How this skill works

The agent analyzes the document and locates natural rhetorical breaks rather than applying a rigid template. It can split the input into numbered scene text files, apply optional spoken-adaptation rules, generate one unified TTS audio file for consistent volume and pacing, transcribe that audio to produce word-level timestamps, and map timestamps back to scene boundaries. Final outputs include per-scene scripts, audio/captions, and a manifest usable by video composition tools.

When to use it

  • Turning a long-form article, essay, or blog post into a narrated video script
  • Preparing content for high-quality TTS voiceover with consistent pacing and volume
  • Creating word-synchronized captions or VTT files for text animations
  • Breaking long content into digestible scenes for visual editing
  • When you want a single-voice batch pipeline rather than real-time or multi-speaker synthesis

Best practices

  • Prefer the full-narration pipeline to avoid volume and pacing jumps between scenes
  • Target 100–300 words per scene (about 30–90 seconds) and avoid micro-scenes under 50 words
  • Use Markdown with clear headings to help the agent identify strong boundaries
  • Enable spoken adaptation for smoother natural-speech phrasing without changing the author’s voice
  • Review scene boundaries and the manifest before final composition to tweak pacing or wording

Example use cases

  • Convert a how-to blog post into a sequence of scenes with timed captions for a tutorial video
  • Prepare an opinion essay for a narrated short documentary with synchronized on-screen text
  • Create a marketing explainer from a whitepaper, producing single-pass TTS audio and VTT captions for animations
  • Produce accessibility-friendly captions and precise timing for existing video projects
  • Batch-process a newsletter series into narrated clips for social platforms

FAQ

Does this support multiple speakers or dialogue?

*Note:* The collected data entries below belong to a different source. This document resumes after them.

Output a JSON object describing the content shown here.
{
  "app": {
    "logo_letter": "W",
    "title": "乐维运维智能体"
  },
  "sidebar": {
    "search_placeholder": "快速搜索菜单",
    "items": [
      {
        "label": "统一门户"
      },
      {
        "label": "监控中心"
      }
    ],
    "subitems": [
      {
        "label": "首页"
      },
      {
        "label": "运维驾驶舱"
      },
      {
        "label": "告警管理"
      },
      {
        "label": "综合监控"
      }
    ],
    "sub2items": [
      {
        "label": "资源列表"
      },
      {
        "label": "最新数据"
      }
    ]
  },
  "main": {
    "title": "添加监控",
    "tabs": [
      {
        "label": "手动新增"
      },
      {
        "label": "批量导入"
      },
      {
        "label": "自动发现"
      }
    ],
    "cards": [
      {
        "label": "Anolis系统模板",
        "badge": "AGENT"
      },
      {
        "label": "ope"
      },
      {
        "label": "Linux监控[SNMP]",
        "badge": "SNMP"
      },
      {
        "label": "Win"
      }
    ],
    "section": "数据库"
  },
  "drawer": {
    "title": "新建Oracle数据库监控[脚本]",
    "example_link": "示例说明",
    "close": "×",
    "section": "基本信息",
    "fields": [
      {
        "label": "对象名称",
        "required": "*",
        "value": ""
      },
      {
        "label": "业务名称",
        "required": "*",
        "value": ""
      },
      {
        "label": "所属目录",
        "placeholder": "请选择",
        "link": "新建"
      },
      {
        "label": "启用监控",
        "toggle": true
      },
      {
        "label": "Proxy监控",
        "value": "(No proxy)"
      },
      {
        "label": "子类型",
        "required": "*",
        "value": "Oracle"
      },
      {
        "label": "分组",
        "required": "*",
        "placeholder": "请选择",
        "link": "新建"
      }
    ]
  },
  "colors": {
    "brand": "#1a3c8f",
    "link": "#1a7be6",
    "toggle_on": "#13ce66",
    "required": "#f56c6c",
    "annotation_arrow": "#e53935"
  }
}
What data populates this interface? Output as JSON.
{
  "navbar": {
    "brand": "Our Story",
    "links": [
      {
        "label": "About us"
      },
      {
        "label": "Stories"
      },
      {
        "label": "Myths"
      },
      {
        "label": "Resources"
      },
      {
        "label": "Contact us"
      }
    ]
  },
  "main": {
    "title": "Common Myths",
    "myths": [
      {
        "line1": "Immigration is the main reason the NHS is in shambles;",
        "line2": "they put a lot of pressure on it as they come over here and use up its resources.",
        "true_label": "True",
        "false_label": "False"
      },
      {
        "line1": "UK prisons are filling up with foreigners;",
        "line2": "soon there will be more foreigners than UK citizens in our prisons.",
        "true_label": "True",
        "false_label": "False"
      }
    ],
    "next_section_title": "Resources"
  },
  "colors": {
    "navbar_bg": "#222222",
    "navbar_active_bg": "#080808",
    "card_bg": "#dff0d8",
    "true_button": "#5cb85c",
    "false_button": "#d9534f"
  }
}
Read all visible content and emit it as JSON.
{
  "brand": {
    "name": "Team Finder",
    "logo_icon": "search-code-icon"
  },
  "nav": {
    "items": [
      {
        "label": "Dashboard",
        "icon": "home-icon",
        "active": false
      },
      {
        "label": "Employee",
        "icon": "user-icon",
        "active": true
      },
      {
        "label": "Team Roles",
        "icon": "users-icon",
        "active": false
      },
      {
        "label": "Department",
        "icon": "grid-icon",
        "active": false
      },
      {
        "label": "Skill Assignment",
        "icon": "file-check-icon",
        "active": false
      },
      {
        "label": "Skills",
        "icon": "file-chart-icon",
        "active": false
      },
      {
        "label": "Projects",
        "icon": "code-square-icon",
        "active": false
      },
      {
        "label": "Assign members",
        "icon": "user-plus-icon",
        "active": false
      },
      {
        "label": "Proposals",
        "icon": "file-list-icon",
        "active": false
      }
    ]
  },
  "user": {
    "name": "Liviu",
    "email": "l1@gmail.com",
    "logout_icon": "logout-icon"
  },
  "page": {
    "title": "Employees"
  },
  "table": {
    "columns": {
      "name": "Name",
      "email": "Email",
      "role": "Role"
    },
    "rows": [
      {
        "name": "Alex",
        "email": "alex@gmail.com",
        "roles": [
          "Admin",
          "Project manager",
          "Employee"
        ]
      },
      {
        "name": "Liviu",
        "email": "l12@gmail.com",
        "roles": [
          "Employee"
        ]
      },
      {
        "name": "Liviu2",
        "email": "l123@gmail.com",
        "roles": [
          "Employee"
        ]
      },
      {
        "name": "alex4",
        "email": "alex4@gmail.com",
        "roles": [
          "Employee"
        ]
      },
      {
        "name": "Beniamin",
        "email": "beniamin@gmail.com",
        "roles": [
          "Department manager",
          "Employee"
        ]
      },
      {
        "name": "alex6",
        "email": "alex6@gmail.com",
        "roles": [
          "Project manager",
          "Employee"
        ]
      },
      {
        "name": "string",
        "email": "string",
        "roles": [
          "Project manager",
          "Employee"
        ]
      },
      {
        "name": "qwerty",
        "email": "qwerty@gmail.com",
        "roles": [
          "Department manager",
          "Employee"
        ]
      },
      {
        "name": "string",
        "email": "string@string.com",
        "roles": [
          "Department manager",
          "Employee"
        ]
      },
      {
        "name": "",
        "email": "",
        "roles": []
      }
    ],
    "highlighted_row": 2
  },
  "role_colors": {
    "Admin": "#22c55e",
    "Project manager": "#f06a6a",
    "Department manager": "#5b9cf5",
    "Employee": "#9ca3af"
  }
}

No. The pipeline targets a single-narrator voice. Multi-speaker dialogue and speaker-attribution are not supported.

Why use a single audio file instead of per-scene audio?

A single full narration produces consistent volume and pacing. Per-scene TTS can create audible jumps and clipping when concatenated, so the full-narration pipeline is recommended.